No problem. It was a big headache for my team as well. One of us already reimplemented it from
scratch, as seen in this pending PR for our project. https://github.com/hailis/hail/pull/1895
Hopefully you find that useful. We'll hopefully try to PR that into Spark at some point.
Best,
John
Sent from my iPhone
> On Jun 14, 2017, at 8:28 PM, Anthony Thomas <ahthomas@eng.ucsd.edu> wrote:
>
> Interesting, thanks! That probably also explains why there seems to be a ton of shuffle
for this operation. So what's the best option for truly scalable matrix multiplication on
Spark then  implementing from scratch using the coordinate matrix ((i,j), k) format?
>
>> On Wed, Jun 14, 2017 at 4:29 PM, John Compitello <johnc@broadinstitute.org>
wrote:
>> Hey Anthony,
>>
>> You're the first person besides myself I've seen mention this. BlockMatrix multiply
is not the best method. As far as me and my team can tell, the memory problem stems from the
fact that when Spark tries to compute block (i, j) of the matrix, it tries to manifest all
of row i from matrix 1 and all of column j from matrix 2 in memory at once on one executor.

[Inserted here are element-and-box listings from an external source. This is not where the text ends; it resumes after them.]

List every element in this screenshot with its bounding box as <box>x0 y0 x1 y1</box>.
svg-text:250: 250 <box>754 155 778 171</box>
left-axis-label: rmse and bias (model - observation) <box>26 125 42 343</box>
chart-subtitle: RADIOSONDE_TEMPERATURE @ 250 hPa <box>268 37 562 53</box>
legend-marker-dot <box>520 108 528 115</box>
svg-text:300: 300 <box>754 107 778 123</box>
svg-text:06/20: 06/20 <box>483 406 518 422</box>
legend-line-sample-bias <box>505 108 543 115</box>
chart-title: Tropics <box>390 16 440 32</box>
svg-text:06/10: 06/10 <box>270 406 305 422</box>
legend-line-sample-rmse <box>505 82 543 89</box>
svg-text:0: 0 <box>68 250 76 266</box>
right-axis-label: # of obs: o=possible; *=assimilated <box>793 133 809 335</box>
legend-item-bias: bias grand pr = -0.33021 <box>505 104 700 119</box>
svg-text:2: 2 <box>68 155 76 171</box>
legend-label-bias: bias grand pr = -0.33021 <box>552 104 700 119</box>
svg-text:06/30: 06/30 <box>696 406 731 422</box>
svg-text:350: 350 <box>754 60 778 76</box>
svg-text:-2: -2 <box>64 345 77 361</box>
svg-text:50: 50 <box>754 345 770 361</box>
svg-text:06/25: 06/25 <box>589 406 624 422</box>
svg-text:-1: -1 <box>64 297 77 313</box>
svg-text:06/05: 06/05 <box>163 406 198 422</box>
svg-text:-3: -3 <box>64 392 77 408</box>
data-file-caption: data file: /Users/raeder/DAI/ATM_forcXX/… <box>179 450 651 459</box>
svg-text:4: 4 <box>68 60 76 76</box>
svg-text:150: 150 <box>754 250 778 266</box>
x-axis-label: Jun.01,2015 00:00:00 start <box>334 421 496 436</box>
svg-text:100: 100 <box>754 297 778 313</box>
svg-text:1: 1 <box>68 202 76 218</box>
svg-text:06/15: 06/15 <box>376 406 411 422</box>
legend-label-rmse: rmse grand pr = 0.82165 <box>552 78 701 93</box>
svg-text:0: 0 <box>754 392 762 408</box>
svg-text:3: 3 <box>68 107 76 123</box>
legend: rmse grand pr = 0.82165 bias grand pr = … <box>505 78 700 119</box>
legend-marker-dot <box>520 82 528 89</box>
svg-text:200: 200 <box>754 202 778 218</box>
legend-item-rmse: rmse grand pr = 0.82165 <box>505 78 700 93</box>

Then after doing that, it proceeds to combine them with a functional reduce, creating one
additional block for each pair. So you end up manifesting 3n + logn matrix blocks in memory
at once, which is why it sucks so much.
>>
>> Sent from my iPhone
>>
>>> On Jun 14, 2017, at 7:07 PM, Anthony Thomas <ahthomas@eng.ucsd.edu> wrote:
>>>
>>> I've been experimenting with MlLib's BlockMatrix for distributed matrix multiplication
but consistently run into problems with executors being killed due to memory constrains. The
linked gist (here) has a short example of multiplying a 25,000 x 25,000 square matrix taking
approximately 5G of disk with a vector (also stored as a BlockMatrix). I am running this on
a 3 node (1 master + 2 workers) cluster on Amazon EMR using the m4.xlarge instance type. Each
instance has 16GB of RAM and 4 CPU. The gist has detailed information about the Spark environment.
>>>
>>> I have tried reducing the block size of the matrix, increasing the number of
partitions in the underlying RDD, increasing defaultParallelism and increasing spark.yarn.executor.memoryOverhead
(up to 3GB)  all without success. The input matrix should fit comfortably in distributed
memory and the resulting matrix should be quite small (25,000 x 1) so I'm confused as to why
Spark seems to want so much memory for this operation, and why Spark isn't spilling to disk
here if it wants more memory. The job does eventually complete successfully, but for larger
matrices stages have to be repeated several times which leads to long run times. I don't encounter
any issues if I reduce the matrix size down to about 3GB. Can anyone with experience using
MLLib's matrix operators provide any suggestions about what settings to look at, or what the
hard constraints on memory for BlockMatrix multiplication are?
>>>
>>> Thanks,
>>>
>>> Anthony
>